The key is to rehearse your actions after seeing a specific signal enough times so that signal recognition becomes instantaneous and responses become automatic. Therefore, it is possible to trade all day without getting much tired while at the end of the day you probably won’t exactly remember what you did to make the profits you made.
To get there, in my experience, there are only two ways:
- Trade for a long enough time to gradually build the experience through the years.
- Train actively to build the required COEXes, through:
a. Selecting the best mode of learning. For me that is visual learning.
b. Identifying exactly what are the trading signals you will take, exactly what decisions must be made, and what actions follow – this is very important.
c. Mental rehearsal: close your eyes and try to visualize chart patterns and what you will do in each case. In air force fighter pilot training, pilots call this exercise “chair-flying the mission”. It is a proven technique for rapidly building COEXes.
d. Simulation: now you fly the jet after having chair-flown your mission first. Run your simulation software and do limited practice on only those scenarios you mentally rehearsed.
e.
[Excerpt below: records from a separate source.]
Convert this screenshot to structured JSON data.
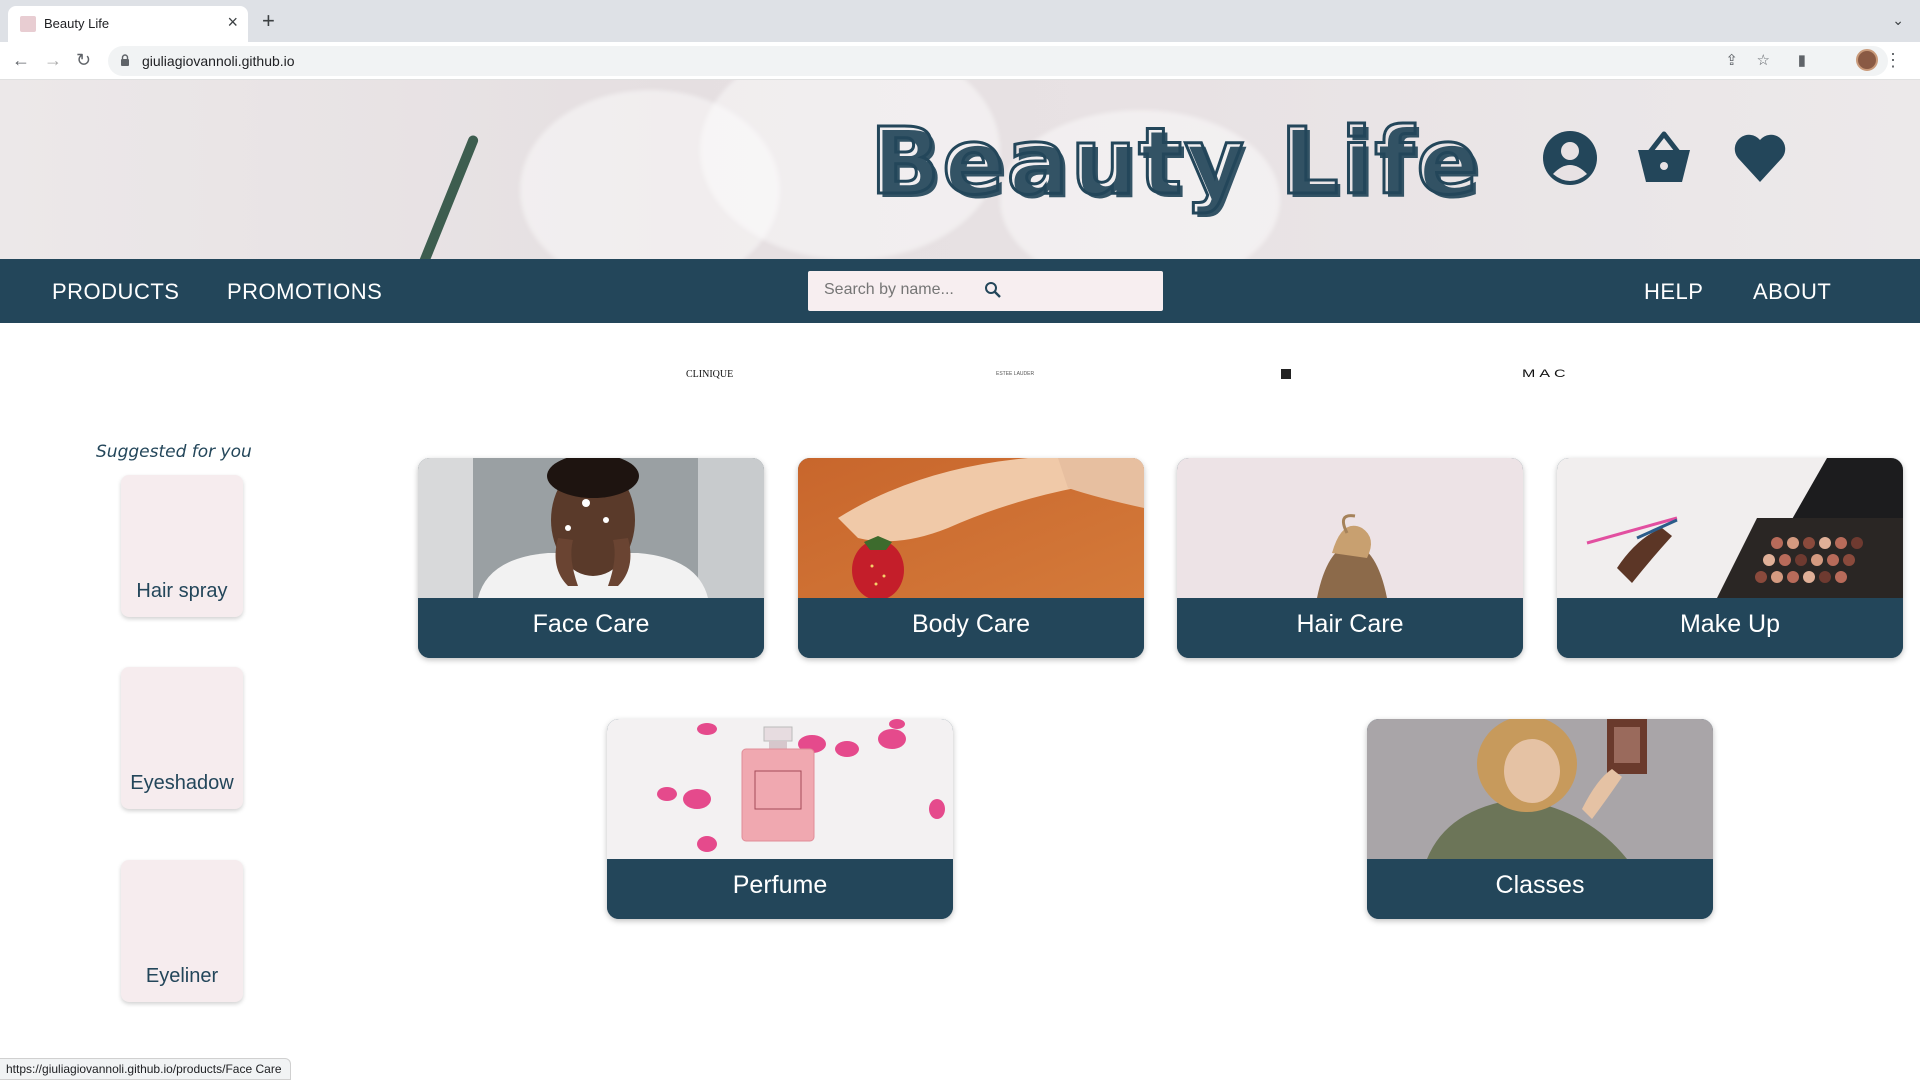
{
  "browser": {
    "tab_title": "Beauty Life",
    "url": "giuliagiovannoli.github.io",
    "status_url": "https://giuliagiovannoli.github.io/products/Face Care"
  },
  "header": {
    "site_title": "Beauty Life",
    "icons": [
      "user-icon",
      "basket-icon",
      "heart-icon"
    ]
  },
  "navbar": {
    "left_links": [
      "PRODUCTS",
      "PROMOTIONS"
    ],
    "right_links": [
      "HELP",
      "ABOUT"
    ],
    "search_placeholder": "Search by name..."
  },
  "brands": [
    "CLINIQUE",
    "ESTEE LAUDER",
    "MAC"
  ],
  "suggested": {
    "title": "Suggested for you",
    "items": [
      "Hair spray",
      "Eyeshadow",
      "Eyeliner"
    ]
  },
  "categories": [
    "Face Care",
    "Body Care",
    "Hair Care",
    "Make Up",
    "Perfume",
    "Classes"
  ],
  "colors": {
    "primary": "#23465a",
    "card_bg": "#f6ecee",
    "search_bg": "#f7eef0"
  }
}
Detailed analysis of your actions in review periods, or mission debriefing.
f. Active debugging of your COEXes to remedy bad behaviors.
g. Taking responsibility for all the above so that complacency does not take over (it will also prevent you from resetting your paper money account and feel smart about it).
h. Passion for what you do to prevent boredom.
i. Setting high enough standards to motivate you to keep the pace up.
Being a visual person and a visual learner, I like to see relationships between different information elements, decisions, and possible outcomes to train myself. It is required for structuring steps b and c above, and later on as a reference for debugging in steps e and f.
You might be different. But if you are like me, I hope the visual learning flow charts that follow in subsequent articles (one article/chart per BPA setup) will help speed up your learning and shorten your journey to becoming a professional, profitable trader.